While the building industry, government officials and environmental groups all recognize the ongoing housing crisis, little has been done about it, said one longtime real estate analyst.

“There’s a lot of talk but when the pedal hits the metal, they don’t do anything,” said Alan Nevin, director of economic research for MarketPoint Realty Advisors.

Contributing reasons to the dwindling supply of affordable housing are escalating construction costs, particularly in development fees assessed by local governments, and a general aversion to allowing high-density construction, Nevin said.

Most cities have the same development fees on $500,000 homes as they do on $200,000 homes, so naturally builders have concentrated on serving the upper end of the market, he said.

In addition, community planning groups in the county representing existing residents generally rebuff any attempt to change zoning laws that would permit increasing the number of housing units in particular parcels, Nevin said.

Except for Downtown San Diego, where there has been a spate of new high-rise condo construction, there has been little effort to provide incentives to develop affordable new housing, he said.


Condo Conundrum

A huge impediment to producing new condominiums for entry-level homebuyers is the presence of large number of construction defect lawsuits, Doyle said.

Condos, known as attached housing, once made up between 50 to 55 percent of the local market. Today, it’s only about 30 percent; much of that is the high-rise luxury units prevalent in Downtown, he said.

“Attached housing was the usual entry point for many first time buyers, but they’ve taken that step out of the loop. Without that product the only alternative is to rent or move out of the county,” he said.

Again, the lack of new building in the rental market and concomitant growth has caused the worst rental crunch in San Diego’s history, say industry officials.

Vacancy rates for the county have been below 2 percent for the past two years, and average rents have skyrocketed, forcing many to double up and share units.

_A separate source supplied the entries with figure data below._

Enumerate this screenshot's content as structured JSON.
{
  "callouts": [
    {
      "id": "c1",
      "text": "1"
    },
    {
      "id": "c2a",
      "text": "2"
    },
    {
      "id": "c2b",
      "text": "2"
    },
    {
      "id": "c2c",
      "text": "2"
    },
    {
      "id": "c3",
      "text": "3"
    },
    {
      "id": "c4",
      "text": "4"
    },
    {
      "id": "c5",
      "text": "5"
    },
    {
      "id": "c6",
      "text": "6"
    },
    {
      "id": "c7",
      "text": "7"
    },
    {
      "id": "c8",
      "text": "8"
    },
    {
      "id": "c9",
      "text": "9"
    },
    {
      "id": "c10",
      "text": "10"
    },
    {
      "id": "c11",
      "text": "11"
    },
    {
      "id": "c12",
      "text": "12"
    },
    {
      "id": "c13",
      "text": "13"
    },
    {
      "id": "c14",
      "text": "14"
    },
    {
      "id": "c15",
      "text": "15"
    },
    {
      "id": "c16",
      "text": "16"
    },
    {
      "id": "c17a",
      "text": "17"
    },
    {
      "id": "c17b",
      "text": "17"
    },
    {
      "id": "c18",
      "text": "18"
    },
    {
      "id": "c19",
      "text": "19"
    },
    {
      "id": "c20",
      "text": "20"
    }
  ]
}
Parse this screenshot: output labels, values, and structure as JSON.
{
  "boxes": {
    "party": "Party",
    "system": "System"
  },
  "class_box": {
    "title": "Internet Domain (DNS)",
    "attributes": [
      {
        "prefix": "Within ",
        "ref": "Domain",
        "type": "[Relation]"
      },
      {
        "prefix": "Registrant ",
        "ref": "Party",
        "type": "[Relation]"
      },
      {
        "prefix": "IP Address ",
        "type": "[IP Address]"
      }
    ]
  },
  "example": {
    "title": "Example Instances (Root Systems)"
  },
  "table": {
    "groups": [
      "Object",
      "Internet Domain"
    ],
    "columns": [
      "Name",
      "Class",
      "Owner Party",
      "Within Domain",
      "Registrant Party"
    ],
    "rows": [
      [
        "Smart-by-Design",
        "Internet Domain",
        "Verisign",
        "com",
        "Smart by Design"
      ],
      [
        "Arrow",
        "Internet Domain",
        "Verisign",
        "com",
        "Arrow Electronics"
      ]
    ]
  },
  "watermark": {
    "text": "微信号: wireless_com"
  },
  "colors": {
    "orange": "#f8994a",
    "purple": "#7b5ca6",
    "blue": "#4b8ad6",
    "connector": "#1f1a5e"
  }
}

That situation, in turn, leads to deteriorating neighborhoods with increased numbers of residents using facilities designed for fewer people.

The solution to address the housing crisis requires all interested parties, developers, environmentalists, and government officials, coming together to create a workable plan, said Rick Hoffman, president of the San Diego Association of Realtors.

Hoffman has met with San Diego Mayor Dick Murphy’s staff and said he’s encouraged that Murphy is aware of the issue and is intent on implementing policies that encourage building more affordable housing.

The concept of smart growth development calls for increasing densities in areas closer to transit hubs and putting more services closer to the residential areas. In the meantime, developers are dealing with the current legal structure and passing on their costs to the cost of the house.

“The land costs so much and the time to get the plans approved is so long, when new units are built, they are generally well above what most people can afford,” Hoffman said. “There’s something wrong with the process.”